My state had it’s primary yesterday (May 6th) and, for the first time, I worked the polls. It turned out to be a fantastic, but grueling experience. I got to work with some amazing people who live in my area. These people were very friendly, intelligent, and politically engaged. It’s great to know that there are others who not only care about politics on all levels (not just the national level), but do something to assist the process.
My only disappointment was that there weren’t more young people involved in the process. I was the youngest by at least 25 years and was less than half the average age of everyone there (there were seven others). Even at my training, where there were about 30 people, I was the 2nd youngest (there was one inspiring young woman there who couldn’t have been more than 23) and likely the only one there in my 30s. It’s been said many times before, but usually with respect to voting: the democratic process needs younger people!
Here’s why. The electoral process is slowly modernizing. Here in NC, we already have electronic voting machines (with a paper trail). This election was the first time they had an electronic registered voter database. Every other person there, despite having the same training and more years of experience, would not have been able to successfully run that machine. Furthermore, most of them knew this. This is because they didn’t grow up with computers. They have little familiarity with how they work. It’s not just a matter of comfort level. Most of them don’t even have email address, yet they were expected to run (if not understand) a databasing system. Our nations youth have grown up with computers around them. They understand them and are familiar with them. Most of them would have had no problem learning and using the new system.
The above image is created and licensed by Danny.
My official job was Provisional/Transfer Assistant. Basically I had to handle the ‘problem’ voters. Every voter who did not appear on our books (usually because they were in the wrong precinct) had to come to me to find out where they are supposed to be. I would then transfer them to another precinct. Similarly, I handled voters who were transfered to our precinct. I also was responsible for all address and name changes. Finally, if the voter was not found anywhere in our database. Often, these people swear they are registered voters. These individuals can fill out a provisional ballot, which involves a lot of paper/computer work. The information we collect is used by the Board of Elections to research the individuals registration status. If confirmed as registered, their votes are counted. If not, they’ll be pissed. Another small duty was to scan all the voter affidavits so that the computer system can mark those voters as ‘already voted’.
The experience, as I mentioned, was also grueling. It’s a fifteen hour work day and none of us are permitted to leave by law. The night before, I set my alarm for 5:00 and promptly slept right through it the next morning. Luckily, I happened to wake up and look at the clock at 5:34 – four minutes after I planned to leave the house – after about four hours of sleep. After a rushed shower/shave/teeth brushing/dressing, I headed out the door at 5:47. I briskly walked the mile to the polling place, a Presbyterian church, and arrived right on time at 6:00. We got set up just before the sun rose at 6:27. When the polls opened at 6:30, we already had a line out the door.

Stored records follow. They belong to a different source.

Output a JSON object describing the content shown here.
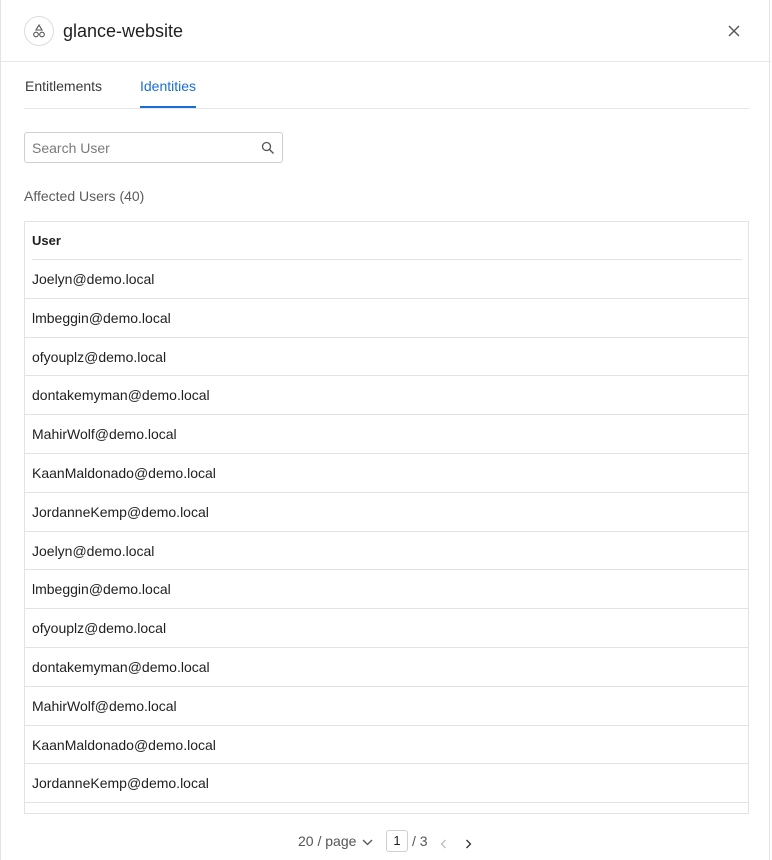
{
  "header": {
    "title": "glance-website",
    "app_icon": "shapes-icon",
    "close_icon": "close-icon"
  },
  "tabs": [
    {
      "label": "Entitlements",
      "active": false
    },
    {
      "label": "Identities",
      "active": true
    }
  ],
  "search": {
    "placeholder": "Search User",
    "value": "",
    "icon": "search-icon"
  },
  "affected_label": "Affected Users (40)",
  "table": {
    "columns": [
      "User"
    ],
    "rows": [
      "Joelyn@demo.local",
      "lmbeggin@demo.local",
      "ofyouplz@demo.local",
      "dontakemyman@demo.local",
      "MahirWolf@demo.local",
      "KaanMaldonado@demo.local",
      "JordanneKemp@demo.local",
      "Joelyn@demo.local",
      "lmbeggin@demo.local",
      "ofyouplz@demo.local",
      "dontakemyman@demo.local",
      "MahirWolf@demo.local",
      "KaanMaldonado@demo.local",
      "JordanneKemp@demo.local"
    ]
  },
  "pagination": {
    "page_size_label": "20 / page",
    "current_page": "1",
    "total_label": "/ 3"
  },
  "colors": {
    "accent": "#1a6fd6",
    "border": "#e3e3e3"
  }
}
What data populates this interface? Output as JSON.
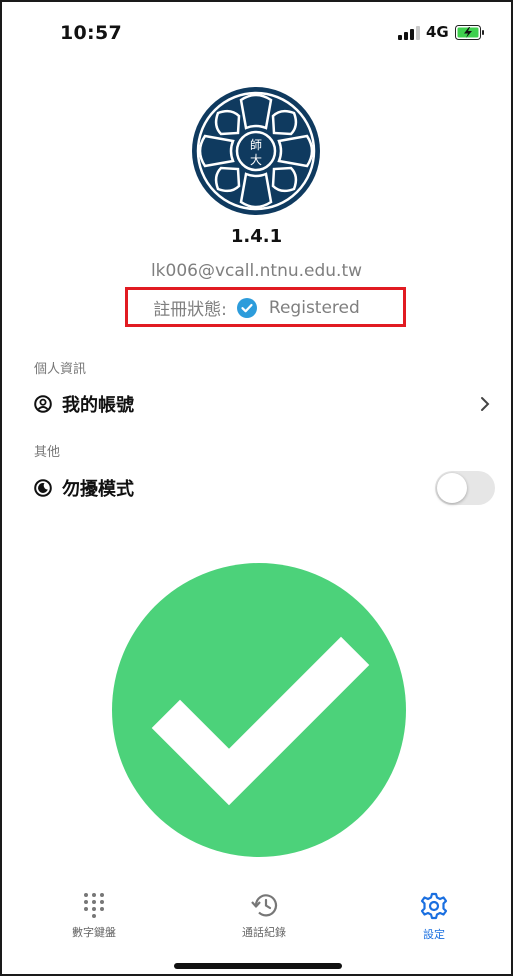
{
  "status_bar": {
    "time": "10:57",
    "network": "4G",
    "battery_state": "charging"
  },
  "app": {
    "version": "1.4.1",
    "email": "lk006@vcall.ntnu.edu.tw",
    "registration": {
      "label": "註冊狀態:",
      "value": "Registered",
      "check_color": "#2d9cdb"
    },
    "logo_color": "#0f3a5f"
  },
  "sections": {
    "personal": {
      "label": "個人資訊",
      "items": [
        {
          "label": "我的帳號",
          "icon": "user-circle-icon"
        }
      ]
    },
    "other": {
      "label": "其他",
      "items": [
        {
          "label": "勿擾模式",
          "icon": "moon-icon",
          "toggle": false
        }
      ]
    }
  },
  "overlay": {
    "icon": "success-check-icon",
    "color": "#4cd27a"
  },
  "tab_bar": {
    "tabs": [
      {
        "label": "數字鍵盤",
        "icon": "dialpad-icon",
        "active": false
      },
      {
        "label": "通話紀錄",
        "icon": "history-icon",
        "active": false
      },
      {
        "label": "設定",
        "icon": "gear-icon",
        "active": true
      }
    ],
    "active_color": "#1a6fe0"
  }
}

Normally, the job isn’t all that stressful. This year was the first time they used the new computer system and, of course, it’s a presidential election year. Now I’m the sort of person who will vote in every election, even if the only race involves someone running unopposed for Municipal Dog Catcher. Voting is a civic and patriotic duty. Strangely enough, the rest of the country didn’t get the memo. A lot of voters only vote in presidential elections. Since they only happen once every four years, we had a lot of people who:
- didn’t remember where they were supposed to vote,
- had a name change because of marriage or divorce,
- were not registered properly (“but I registered in college?!?” …in another county or state),
- and in one case at our precinct, died (wife had to report husband as deceased).

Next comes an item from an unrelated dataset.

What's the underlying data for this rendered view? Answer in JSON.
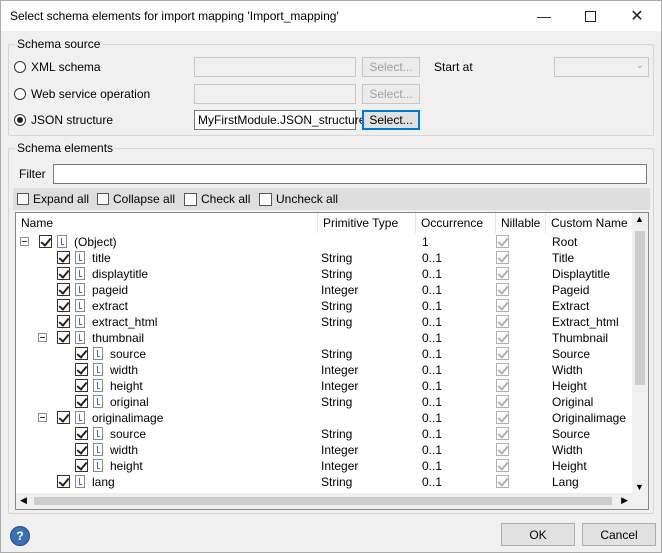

All of these individuals had to go through me to be processed. Additionally, we had record turnout at about 40% of registered voters. This is a paltry number really, especially when you consider that over a third of eligible voters aren’t even registered, but the Board of elections staff based on demand. Thus a record turnout means a busy day for everyone.
The flow of voters throughout the day was steady and sporadically busy with a culmination of many, many post-work voters. Our busiest time hits after we’ve already worked a 12 hour day. Also, in the last hour, many people who show up at the wrong precinct don’t want to risk having the polls close on them en route. These individuals also have to vote provisionally. The polls closed at 7:30 PM. The last voter left at about 7:45. It took an hour to make sure all the paper work ended up in the right container (the voided affidavits belong in the manila envelope, the other ones must be placed in numerical order in the blue bag then both go in the big red bag etc.). I walked home at 8:45.
Overall the experience was very positive. After meeting the people who actually run the places where democracy happens and experiencing first-hand the safe guards built in the system, I truly felt proud of our system of government and gained trust in the process. I really felt like I made a difference. Since I worked in the same precinct that I live in, I got to meet many of the people in my neighborhood. Everyone I met, including most voters I assisted, were very grateful for my help. There is also opportunity for me to contribute in even more ways in the future. I’ve already been asked by the Board of Elections to teach the job to others. This is something that I plan on doing for every election on an ongoing basis. I’m looking forward to November, when my help will be need even more. We are expecting twice the turnout because of the presidential race.